Kiedy brań z dna nie ma, szu kam sandaczy w toni. Nie kiedy sygnałem są pierzchające rybki (nie zawsze to sprawka okoni!) lub dziwne trącenia opadającej przynęty. Innym razem o zmianie taktyki mówi mi wędkarski nos, bo ileż godzin można orać dno bez żadnego skutku? Wtedy sięgam po dużego twistera i uzbrajam go w bardzo lekką główkę z odpowiednio długim hakiem, którego grot sięga do nasady ogonka. Rzucam krótko, kilkanaście metrów od łodzi. Posyłanie przynęty na dalszą odległość jest zbędne, bo ryb nie szukam na dnie, lecz w toni.
Po zarzuceniu pozwalam gumce chwilę opadać na napiętej żyłce, którą trzymam w palcach. Mniej więcej po trzech sekundach (można odliczać) łagodnie unoszę wędzisko, zwijam luz żyłki i ponownie opuszczam przynętę, tym razem nieco dłużej, by dotarła na niższy poziom wody. Kolejne uniesienie, kolejny opad itd., aż twister znajdzie się na dnie. Tam go na parę sekund zostawiam, a potem wyciągam na górę. Następne rzuty kieruję nieco w bok. W ten sposób przeszukuję całą wodę wokół łodzi.
Jeżeli dłuższy czas brań nie mam, idę w drugą mańkę, jak mówią warszawiacy. Przynętę opuszczam na dno, skąd prowadzę ją schodkami do góry. Tym razem gram ostrzej. Na kolejnych stopniach (poziomach) podrywam gumkę trzy – cztery razy, krótko i gwałtownie. Potem zmieniam poziom, zwijając metr żyłki. Znów trzy – cztery opuszczenia i poderwania i jazda do góry, do samej powierzchni.
Oba sposoby spiningowania pozwalają przeszukać cały słup wody i znaleźć sandacze, które mogą polować na różnej głębokości.

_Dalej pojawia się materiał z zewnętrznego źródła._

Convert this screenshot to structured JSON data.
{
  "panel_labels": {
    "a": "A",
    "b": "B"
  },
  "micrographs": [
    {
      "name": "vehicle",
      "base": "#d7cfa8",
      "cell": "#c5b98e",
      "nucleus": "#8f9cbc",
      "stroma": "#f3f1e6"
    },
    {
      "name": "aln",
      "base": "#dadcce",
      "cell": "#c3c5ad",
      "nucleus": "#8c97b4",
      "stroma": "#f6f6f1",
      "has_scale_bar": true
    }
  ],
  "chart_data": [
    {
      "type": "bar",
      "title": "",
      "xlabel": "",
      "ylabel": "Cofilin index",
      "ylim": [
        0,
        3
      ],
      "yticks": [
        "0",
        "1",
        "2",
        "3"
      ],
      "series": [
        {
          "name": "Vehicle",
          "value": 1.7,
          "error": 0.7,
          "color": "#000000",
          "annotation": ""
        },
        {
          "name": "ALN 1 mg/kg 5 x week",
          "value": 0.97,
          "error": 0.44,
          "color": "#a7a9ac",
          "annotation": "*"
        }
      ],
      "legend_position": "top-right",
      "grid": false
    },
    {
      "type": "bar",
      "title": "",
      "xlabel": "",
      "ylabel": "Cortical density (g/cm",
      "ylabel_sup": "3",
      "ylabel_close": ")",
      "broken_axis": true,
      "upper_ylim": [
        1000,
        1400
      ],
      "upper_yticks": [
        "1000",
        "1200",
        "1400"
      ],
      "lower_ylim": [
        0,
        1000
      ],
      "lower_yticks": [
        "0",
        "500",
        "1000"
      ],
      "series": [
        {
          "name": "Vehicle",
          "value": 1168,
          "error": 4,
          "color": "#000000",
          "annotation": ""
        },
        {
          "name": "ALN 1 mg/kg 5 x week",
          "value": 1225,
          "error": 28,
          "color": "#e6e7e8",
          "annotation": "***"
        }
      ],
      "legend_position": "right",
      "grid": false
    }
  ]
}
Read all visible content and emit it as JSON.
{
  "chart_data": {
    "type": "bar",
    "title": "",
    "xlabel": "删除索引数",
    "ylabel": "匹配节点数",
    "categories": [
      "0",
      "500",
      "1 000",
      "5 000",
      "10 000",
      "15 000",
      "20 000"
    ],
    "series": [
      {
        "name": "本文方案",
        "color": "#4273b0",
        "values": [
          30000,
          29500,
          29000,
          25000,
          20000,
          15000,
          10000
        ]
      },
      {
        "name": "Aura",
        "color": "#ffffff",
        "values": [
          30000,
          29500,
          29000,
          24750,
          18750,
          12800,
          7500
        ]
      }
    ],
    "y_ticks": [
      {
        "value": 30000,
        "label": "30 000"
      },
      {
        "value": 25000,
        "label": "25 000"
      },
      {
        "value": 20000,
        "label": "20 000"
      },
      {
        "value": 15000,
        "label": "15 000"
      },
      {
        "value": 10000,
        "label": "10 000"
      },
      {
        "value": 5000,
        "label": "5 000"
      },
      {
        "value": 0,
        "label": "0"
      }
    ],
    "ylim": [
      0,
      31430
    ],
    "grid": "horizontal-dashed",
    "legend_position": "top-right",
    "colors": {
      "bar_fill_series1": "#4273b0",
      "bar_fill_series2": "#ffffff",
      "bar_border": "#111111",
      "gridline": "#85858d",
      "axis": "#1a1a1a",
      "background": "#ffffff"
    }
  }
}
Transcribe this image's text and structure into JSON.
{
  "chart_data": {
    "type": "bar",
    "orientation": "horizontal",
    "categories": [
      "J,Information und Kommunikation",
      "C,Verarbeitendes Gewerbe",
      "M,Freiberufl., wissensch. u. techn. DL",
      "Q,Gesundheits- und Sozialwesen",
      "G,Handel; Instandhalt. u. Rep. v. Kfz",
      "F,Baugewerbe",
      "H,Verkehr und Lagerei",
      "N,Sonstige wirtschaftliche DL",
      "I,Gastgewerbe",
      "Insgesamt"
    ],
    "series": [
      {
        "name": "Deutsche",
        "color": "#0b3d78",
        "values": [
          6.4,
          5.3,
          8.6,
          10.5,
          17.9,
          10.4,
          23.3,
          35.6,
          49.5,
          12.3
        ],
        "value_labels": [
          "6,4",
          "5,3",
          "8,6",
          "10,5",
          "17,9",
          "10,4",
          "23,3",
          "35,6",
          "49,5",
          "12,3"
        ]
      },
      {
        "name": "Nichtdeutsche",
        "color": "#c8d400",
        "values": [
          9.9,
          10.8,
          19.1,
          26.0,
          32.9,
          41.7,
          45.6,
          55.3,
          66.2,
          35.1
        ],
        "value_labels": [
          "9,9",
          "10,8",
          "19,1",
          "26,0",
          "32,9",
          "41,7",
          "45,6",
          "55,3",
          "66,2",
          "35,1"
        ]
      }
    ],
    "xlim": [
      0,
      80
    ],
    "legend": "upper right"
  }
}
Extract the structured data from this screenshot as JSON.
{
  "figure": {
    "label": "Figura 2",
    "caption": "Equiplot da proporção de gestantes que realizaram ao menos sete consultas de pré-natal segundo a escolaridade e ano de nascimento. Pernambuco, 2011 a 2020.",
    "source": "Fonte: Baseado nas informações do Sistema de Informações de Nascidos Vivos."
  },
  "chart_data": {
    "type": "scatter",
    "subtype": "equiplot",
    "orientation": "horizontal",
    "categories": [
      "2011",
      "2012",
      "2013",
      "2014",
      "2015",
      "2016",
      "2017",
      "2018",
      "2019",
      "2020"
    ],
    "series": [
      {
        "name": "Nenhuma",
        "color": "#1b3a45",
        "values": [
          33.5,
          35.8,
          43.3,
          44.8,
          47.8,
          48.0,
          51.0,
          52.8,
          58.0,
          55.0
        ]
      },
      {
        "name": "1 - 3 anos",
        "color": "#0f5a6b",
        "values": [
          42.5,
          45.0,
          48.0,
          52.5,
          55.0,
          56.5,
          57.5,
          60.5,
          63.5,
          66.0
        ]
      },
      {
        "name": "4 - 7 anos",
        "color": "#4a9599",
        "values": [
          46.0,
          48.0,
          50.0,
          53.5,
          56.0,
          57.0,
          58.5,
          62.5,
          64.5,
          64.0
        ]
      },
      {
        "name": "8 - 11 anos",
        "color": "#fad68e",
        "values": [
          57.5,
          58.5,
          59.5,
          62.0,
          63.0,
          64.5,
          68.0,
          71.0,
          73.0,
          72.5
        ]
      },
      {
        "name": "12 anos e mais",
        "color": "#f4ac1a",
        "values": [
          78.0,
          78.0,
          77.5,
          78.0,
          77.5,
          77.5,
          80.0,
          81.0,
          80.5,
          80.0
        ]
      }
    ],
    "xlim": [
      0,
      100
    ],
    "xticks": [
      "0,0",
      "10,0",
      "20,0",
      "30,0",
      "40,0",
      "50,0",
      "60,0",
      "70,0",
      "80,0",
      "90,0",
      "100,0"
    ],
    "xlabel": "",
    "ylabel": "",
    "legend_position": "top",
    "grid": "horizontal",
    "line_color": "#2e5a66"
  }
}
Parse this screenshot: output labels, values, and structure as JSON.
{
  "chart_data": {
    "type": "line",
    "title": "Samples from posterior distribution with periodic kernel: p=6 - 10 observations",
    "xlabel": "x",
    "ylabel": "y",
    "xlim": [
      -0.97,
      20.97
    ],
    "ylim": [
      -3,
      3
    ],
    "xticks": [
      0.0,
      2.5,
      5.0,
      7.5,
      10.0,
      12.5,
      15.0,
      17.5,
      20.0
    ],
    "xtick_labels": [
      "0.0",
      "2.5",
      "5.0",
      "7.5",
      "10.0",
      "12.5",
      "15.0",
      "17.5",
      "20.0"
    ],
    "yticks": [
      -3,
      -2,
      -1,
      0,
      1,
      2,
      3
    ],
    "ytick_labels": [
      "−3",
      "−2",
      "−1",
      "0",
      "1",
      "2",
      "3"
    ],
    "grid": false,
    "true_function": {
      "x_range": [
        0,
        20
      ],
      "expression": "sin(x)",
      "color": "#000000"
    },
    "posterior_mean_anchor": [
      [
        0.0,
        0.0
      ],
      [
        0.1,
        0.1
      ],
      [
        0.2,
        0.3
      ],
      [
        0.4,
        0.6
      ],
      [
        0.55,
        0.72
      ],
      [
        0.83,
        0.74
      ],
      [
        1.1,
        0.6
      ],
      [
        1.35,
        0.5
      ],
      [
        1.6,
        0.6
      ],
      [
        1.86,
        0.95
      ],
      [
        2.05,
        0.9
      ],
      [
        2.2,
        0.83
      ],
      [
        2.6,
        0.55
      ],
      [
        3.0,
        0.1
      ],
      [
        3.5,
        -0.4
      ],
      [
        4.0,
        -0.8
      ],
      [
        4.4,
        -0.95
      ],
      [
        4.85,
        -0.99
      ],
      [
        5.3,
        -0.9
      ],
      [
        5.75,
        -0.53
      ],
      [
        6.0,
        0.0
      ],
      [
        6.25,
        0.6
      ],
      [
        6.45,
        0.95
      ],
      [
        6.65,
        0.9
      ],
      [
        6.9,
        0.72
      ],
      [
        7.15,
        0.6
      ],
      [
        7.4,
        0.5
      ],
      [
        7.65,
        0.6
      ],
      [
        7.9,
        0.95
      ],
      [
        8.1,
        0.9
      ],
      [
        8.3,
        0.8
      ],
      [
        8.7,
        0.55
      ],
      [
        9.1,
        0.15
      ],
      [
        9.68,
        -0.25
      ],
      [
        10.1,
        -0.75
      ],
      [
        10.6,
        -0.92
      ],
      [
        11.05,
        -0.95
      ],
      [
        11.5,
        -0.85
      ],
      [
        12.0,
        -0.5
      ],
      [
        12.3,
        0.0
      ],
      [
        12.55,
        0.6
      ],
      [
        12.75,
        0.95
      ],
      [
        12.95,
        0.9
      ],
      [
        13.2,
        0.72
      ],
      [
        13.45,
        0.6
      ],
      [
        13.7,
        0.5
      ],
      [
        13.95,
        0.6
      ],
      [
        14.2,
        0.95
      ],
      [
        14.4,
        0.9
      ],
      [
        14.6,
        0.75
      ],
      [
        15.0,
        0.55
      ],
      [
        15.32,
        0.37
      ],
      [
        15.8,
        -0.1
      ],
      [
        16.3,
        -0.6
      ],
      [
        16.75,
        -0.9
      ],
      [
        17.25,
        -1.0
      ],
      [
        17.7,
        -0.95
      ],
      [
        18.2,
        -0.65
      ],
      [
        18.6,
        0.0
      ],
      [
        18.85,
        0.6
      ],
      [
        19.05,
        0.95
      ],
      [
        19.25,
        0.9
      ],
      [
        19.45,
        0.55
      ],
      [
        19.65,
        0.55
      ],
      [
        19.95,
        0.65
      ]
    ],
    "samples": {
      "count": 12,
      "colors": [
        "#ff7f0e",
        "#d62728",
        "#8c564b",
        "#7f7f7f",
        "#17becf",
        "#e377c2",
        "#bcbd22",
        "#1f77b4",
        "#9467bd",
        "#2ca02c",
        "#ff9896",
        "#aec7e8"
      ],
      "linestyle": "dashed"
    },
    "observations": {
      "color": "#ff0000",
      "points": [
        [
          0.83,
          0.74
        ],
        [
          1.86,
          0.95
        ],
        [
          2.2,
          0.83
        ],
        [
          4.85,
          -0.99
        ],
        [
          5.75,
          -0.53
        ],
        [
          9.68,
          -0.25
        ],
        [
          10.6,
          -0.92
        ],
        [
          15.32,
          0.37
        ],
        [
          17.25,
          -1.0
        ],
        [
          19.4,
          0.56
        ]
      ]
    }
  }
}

Jesienią często polują na ukleje zgrupowane na otwartej wodzie w ogromne, zimowe ławice. Kto nurkował, ten wie, że stado uklei pod wodą przybiera kształt odwróconego trójkąta, którego wierzchołek może sięgać nawet 8 – 10 metrów w dół. Tam, w głębinie, jest ich najmniej, ale towarzyszą im największe sandacze i okonie. Bywa, że ukleje w jednym miejscu przebywają kilka dni, zwykle jednak ławica się bezustannie przemieszcza. Śledząc jej drogę, można mieć stały dostęp do sandaczy.
Myli się ten, kto sądzi, że późną jesienią sandacze powinno się łowić po południu. Te drapieżniki nawet w mroźne dni najlepiej biorą bladym świtem oraz po zmierzchu. Warto jeszcze dodać, że sandacze zawsze się podnoszą znad dna, kiedy powierzchnia wody jest sfalowana.